The charming (and free!) Museum of the Everglades started out as a commercial laundry.


After the Tamiami Trail made the Everglades accessible to motorists, Collier established the Southwest Mounted Police to patrol 100 miles of the new highway on Harley Davidsons in uniforms inspired by their Canadian brethren.  "Collier's Cavalry" eventually became the Florida Highway Patrol which I'm pretty sure ticketed my father in a speed trap during a family vacation in the late1950s.  After visiting my grandparents in Daytona Beach, we had driven to Miami and were taking the Tamiami Trail north in our tiny black Karmann Ghia when a motorcycle cop pulled us over.  He wouldn't let us continue on our way until we paid the fine the next morning.  Ken was plenty steamed, let me tell you!


After lunch, we crossed the bridge to Chokoloskee Island which was inhabited by the indigenous Calusa people for more than a millennium prior to European settlement.  Many of the 10,000 islands are built upon the oyster shelters they deposited for fishing purposes.
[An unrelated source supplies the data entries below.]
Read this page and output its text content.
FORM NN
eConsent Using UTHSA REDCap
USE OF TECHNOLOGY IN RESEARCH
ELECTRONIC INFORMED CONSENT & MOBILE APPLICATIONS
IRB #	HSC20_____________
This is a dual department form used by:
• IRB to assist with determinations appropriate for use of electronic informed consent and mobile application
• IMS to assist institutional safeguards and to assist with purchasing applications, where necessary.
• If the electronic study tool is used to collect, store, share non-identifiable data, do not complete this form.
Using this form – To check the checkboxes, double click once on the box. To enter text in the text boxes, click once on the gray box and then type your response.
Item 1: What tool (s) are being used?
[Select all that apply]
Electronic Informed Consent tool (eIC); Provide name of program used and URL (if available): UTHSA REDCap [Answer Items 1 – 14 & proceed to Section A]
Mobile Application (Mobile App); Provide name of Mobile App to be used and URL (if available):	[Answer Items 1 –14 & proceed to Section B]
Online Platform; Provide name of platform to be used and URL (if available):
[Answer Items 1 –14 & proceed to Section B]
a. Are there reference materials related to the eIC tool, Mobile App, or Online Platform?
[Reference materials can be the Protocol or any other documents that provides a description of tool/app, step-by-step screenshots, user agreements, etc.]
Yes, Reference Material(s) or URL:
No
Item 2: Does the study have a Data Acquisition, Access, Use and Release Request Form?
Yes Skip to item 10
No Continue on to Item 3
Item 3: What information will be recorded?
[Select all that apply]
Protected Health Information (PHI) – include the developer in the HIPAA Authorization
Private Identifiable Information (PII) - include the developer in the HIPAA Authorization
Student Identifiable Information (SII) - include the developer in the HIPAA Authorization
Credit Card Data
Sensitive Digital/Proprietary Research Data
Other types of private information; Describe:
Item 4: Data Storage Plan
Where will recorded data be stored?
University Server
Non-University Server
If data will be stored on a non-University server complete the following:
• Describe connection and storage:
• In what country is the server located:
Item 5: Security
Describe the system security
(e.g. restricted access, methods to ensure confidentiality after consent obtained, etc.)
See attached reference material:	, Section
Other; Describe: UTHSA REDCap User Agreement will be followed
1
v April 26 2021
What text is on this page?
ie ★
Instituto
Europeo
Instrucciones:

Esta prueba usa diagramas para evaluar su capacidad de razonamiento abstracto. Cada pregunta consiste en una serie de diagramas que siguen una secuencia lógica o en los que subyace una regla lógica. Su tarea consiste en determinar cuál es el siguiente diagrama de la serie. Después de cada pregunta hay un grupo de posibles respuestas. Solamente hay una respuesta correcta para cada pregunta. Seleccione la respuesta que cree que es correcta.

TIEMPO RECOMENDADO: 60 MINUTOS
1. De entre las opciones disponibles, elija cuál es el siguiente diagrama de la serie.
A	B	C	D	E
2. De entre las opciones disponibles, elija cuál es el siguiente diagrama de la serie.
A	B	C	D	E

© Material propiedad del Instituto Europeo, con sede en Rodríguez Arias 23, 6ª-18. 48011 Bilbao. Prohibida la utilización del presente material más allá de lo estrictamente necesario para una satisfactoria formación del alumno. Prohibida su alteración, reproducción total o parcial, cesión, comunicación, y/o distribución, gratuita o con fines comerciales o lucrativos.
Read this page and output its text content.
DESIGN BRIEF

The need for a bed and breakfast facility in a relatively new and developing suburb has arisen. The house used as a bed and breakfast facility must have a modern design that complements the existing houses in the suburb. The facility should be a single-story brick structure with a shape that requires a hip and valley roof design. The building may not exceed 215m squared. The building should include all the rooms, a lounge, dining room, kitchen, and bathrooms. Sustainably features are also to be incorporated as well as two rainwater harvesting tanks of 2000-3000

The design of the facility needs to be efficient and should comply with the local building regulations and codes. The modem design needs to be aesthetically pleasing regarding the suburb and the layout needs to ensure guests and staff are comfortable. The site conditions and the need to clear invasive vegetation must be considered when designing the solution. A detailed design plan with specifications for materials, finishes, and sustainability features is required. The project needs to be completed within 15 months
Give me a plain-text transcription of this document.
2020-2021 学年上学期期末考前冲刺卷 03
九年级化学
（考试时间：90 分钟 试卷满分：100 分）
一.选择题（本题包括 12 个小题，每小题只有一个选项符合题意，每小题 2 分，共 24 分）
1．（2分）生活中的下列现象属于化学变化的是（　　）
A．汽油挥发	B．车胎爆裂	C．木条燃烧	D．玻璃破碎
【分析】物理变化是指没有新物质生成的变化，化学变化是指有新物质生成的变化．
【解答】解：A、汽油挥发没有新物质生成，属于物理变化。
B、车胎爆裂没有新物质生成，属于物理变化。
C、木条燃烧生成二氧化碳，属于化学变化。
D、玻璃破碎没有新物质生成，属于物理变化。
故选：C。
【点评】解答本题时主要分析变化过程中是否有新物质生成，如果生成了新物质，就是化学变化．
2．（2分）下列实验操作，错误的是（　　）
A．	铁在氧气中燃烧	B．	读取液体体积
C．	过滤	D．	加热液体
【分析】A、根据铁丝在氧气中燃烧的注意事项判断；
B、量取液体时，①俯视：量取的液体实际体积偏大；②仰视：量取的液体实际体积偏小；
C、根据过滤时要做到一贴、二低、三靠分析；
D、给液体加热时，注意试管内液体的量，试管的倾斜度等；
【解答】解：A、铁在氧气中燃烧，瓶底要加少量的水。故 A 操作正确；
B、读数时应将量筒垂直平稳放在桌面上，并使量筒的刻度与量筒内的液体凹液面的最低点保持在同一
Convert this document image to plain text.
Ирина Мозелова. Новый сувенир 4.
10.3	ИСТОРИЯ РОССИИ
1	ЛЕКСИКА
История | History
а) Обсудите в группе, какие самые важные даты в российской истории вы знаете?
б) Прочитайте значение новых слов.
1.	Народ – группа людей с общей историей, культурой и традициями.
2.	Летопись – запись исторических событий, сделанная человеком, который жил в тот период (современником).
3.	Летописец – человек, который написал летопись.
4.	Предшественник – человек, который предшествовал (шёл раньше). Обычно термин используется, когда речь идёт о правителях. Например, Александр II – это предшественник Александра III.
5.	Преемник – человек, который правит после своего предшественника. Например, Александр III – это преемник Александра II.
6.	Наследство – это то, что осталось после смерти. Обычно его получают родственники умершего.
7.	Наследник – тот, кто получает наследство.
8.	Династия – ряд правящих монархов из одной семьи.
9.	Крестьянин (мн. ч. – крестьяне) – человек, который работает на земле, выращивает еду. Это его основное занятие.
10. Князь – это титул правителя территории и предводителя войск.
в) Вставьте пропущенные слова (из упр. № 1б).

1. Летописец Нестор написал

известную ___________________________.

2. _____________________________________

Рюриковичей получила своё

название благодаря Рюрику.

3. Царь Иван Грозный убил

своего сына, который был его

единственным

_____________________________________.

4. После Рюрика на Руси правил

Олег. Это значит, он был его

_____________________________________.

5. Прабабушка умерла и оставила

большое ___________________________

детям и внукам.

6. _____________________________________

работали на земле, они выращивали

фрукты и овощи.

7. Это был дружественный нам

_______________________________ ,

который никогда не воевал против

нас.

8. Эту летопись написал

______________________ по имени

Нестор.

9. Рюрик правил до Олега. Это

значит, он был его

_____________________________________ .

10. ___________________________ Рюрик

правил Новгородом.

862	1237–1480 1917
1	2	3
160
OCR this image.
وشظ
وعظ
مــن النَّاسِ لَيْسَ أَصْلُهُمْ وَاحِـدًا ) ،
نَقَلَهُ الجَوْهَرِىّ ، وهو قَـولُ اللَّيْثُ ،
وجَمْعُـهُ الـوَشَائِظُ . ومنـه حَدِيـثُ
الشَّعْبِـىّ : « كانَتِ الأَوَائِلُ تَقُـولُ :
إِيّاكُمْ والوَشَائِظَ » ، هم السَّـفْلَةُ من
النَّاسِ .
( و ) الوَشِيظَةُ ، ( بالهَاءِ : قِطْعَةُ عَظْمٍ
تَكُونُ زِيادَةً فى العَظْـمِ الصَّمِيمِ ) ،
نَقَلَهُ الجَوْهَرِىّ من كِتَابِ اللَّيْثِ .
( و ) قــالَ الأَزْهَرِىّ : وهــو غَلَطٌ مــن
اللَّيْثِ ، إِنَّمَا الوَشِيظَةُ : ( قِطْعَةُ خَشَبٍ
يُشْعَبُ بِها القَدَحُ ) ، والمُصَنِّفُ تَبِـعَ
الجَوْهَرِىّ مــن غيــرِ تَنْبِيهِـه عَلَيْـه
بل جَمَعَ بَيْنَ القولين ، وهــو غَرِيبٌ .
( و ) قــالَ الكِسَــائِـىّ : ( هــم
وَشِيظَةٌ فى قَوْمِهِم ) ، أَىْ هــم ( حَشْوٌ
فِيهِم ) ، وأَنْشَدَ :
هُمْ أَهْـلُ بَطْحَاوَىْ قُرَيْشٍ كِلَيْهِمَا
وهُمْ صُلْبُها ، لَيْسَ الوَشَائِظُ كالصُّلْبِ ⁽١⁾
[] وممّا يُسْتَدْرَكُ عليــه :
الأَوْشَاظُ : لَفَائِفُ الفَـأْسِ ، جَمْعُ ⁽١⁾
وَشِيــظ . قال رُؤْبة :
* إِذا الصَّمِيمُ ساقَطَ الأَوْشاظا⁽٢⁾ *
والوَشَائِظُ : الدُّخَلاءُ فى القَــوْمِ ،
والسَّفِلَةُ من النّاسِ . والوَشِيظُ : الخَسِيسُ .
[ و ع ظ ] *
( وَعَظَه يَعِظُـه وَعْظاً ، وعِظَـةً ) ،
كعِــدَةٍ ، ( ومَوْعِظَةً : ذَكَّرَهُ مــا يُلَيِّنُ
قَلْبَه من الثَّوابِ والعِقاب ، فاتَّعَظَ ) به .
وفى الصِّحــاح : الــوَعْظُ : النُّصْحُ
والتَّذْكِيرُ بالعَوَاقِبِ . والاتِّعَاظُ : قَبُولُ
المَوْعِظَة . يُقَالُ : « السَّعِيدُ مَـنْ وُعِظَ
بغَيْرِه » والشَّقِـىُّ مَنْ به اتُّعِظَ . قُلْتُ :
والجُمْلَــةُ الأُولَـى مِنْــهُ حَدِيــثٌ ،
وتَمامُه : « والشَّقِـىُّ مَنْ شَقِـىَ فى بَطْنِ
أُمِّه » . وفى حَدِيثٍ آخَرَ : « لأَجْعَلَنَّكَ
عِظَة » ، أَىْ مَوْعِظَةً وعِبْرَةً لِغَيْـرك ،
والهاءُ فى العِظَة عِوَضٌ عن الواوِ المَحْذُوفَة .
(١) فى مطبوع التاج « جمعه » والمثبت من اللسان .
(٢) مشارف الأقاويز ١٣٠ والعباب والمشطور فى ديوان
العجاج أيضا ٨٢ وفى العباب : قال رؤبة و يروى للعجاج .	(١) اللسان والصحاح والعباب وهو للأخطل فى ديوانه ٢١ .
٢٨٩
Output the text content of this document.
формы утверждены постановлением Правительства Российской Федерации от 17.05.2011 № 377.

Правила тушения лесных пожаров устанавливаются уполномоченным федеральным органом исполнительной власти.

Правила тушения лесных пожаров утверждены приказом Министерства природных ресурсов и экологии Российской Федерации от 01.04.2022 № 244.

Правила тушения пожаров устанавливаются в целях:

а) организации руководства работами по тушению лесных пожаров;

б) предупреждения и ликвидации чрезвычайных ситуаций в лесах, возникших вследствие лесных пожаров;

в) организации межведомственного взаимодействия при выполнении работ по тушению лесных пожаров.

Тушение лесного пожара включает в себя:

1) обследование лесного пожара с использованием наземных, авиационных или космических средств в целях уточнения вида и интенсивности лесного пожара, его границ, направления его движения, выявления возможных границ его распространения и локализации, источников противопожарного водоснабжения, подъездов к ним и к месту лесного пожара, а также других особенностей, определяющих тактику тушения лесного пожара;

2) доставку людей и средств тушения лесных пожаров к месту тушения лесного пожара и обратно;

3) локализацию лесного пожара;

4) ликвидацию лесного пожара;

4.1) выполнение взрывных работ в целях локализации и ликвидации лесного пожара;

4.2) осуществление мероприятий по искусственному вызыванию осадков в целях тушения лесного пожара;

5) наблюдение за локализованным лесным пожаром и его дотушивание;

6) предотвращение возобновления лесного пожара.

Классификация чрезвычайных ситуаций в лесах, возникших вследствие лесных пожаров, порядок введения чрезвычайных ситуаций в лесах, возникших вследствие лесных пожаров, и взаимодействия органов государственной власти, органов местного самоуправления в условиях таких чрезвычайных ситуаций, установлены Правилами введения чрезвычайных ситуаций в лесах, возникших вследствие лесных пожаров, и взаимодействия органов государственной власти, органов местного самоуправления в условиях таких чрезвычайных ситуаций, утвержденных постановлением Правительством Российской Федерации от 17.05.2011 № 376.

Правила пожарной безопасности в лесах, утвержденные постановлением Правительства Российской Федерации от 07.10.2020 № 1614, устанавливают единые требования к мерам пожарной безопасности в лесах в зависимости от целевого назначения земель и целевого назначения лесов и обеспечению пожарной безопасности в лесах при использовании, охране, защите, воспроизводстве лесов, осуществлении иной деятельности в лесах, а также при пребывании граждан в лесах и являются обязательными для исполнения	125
Ted Smallwood, the community's first postman--mail was delivered by boat from the Keys before the construction of the Tamiami Trail--opened a general store that his granddaughters have turned into a frozen-in-time museum.


No wonder Susie is scowling.  The US Army bivouacked on the island during the Third Seminole War.

Susie Billie, "Shaman of the Seminole Nation"
by Camille Brock Baumgartner (1993)


This display of internal combustion engine parts did not make me as nostalgic as the soda pop bottles or sewing implements.



Here's the equipment that makes Florida reel.

En route home, we passed the nation's smallest post office--which delivers mail to the Seminole and Miccosukee tribal lands AND sells Trailways bus tickets--in Ochopee.  It has been in continuous operation as long as I have.